Son yıllarda sizin gibi yeni yönetmenler Türk sinemasında ilk filmlerini çekmeye başladı. Türk sinemasındaki bu değişimi nasıl yorumluyorsunuz?
Türk sineması kabuk değişimlerinden birini yaşıyor. Artık eli ayağı düzgün bir şekilde sinema-televizyon eğitimi veriliyor. İnternet sayesinde her şeye ulaşabiliyoruz. Evde bile kaba kurguyu yapabilecek teknolojiye ulaştık. Bu da yeni insanlara imkan veriyor. Olumlu bir şey. Çünkü sanat herkes tarafından yapılabildiğinde daha fazla ilgi görüyor. Hani evde kötü olsa da resim yaptığım zaman, duvardaki resmin değerini daha fazla anlıyorum. Gitarı elime alıp çalamadığım zaman, çalan müzisyeni daha iyi anlıyorum. Aynı şekilde sinemayı da evde kaba kurgusuyla, her biçimiyle çektikten ve zorluğunu anladıktan sonra, eleştiriler daha yere basacaktır diye düşünüyorum.

Son olarak Antalya Film Festivali ile ilgili düşüncelerinizi merak ediyorum.

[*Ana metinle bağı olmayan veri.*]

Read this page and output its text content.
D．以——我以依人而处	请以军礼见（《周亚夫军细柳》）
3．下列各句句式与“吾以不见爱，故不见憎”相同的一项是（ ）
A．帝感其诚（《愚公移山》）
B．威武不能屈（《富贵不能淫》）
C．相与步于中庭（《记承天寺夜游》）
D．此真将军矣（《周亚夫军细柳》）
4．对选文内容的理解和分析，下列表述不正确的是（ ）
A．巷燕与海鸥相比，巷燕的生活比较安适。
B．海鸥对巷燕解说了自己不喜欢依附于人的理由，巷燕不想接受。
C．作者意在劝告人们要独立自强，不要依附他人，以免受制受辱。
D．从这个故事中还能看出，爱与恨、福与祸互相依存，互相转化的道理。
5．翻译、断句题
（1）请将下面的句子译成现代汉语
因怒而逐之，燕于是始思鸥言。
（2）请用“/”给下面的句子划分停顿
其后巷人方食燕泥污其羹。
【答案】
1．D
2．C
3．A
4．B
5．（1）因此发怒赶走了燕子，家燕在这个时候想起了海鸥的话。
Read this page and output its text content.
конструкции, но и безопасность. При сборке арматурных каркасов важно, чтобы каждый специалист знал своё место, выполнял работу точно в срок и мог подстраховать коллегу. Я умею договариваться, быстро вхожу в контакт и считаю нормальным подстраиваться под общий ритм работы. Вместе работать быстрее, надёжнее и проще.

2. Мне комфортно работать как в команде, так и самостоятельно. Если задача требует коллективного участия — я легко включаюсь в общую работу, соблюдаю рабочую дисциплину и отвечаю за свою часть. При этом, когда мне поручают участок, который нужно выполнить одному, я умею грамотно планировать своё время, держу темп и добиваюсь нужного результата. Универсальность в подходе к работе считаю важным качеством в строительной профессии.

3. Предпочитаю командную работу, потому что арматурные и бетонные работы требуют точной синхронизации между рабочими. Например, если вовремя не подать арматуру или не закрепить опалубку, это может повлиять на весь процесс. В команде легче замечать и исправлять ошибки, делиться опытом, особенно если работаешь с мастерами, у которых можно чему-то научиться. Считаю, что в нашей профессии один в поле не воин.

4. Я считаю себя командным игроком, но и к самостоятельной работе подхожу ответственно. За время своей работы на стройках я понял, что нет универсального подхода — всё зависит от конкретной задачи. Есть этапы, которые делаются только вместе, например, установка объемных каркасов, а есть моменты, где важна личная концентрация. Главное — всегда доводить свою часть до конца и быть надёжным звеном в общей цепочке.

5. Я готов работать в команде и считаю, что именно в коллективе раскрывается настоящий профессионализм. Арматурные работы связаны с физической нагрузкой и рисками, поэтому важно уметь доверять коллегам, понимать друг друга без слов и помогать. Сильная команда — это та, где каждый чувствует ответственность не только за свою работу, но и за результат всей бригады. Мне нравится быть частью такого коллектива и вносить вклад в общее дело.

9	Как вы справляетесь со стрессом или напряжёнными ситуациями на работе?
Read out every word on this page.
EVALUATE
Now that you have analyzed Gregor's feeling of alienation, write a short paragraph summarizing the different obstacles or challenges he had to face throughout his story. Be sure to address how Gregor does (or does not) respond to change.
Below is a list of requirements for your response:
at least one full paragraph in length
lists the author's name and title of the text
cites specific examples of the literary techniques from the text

Jüri kabustu, gerisi şahaneydi. Ben dört dalda Altın Portakal bekliyordum. Birincisi en iyi görsel efekt. En iyi görsel efekt, içinde animasyon olan bir filme gitti. Görsel efekt öyle bir şey değildir. En iyi kadın oyuncuyu beğenmedim ama Ömer Uğur'un filmini çok beğendim. En iyi müzik, içinde müzik olmayan filme, en iyi kurgu Nuri Bilge Ceylan'ın dediği gibi üç yüz planla bağlanmış filme gitti. Ortalama bin 200 plandır, bizim filmimizde ise 3 bin plan vardı. Genç bir sinemacısın, hakkını yiyorlar. Bu ayıp bir şey. En iyi filmi beklemiyordum, en iyi yönetmeni verebilecek delikanlı da yok. Zaten genç yönetmene geçen yıl ödül verdiler, ortalık karıştı.

Biray DALKIRAN
"Araf", reklam filmleri ve video klipleri çekerek yaşamını sürdüren Yönetmen Biray Dalkıran'ın ilk uzun metrajlı filmi. Yurtdışı ve yurtiçinde pek çok ödül almış genç yönetmen Dalkıran, filminde yüze yakın efektin kullanmış. "Araf", genç bir çiftin hayatını kâbusa çeviren doğa üstü olayları konu alıyor. Filmin öyküsü de gerçek bir hikâyeden esinlenerek yazılmış.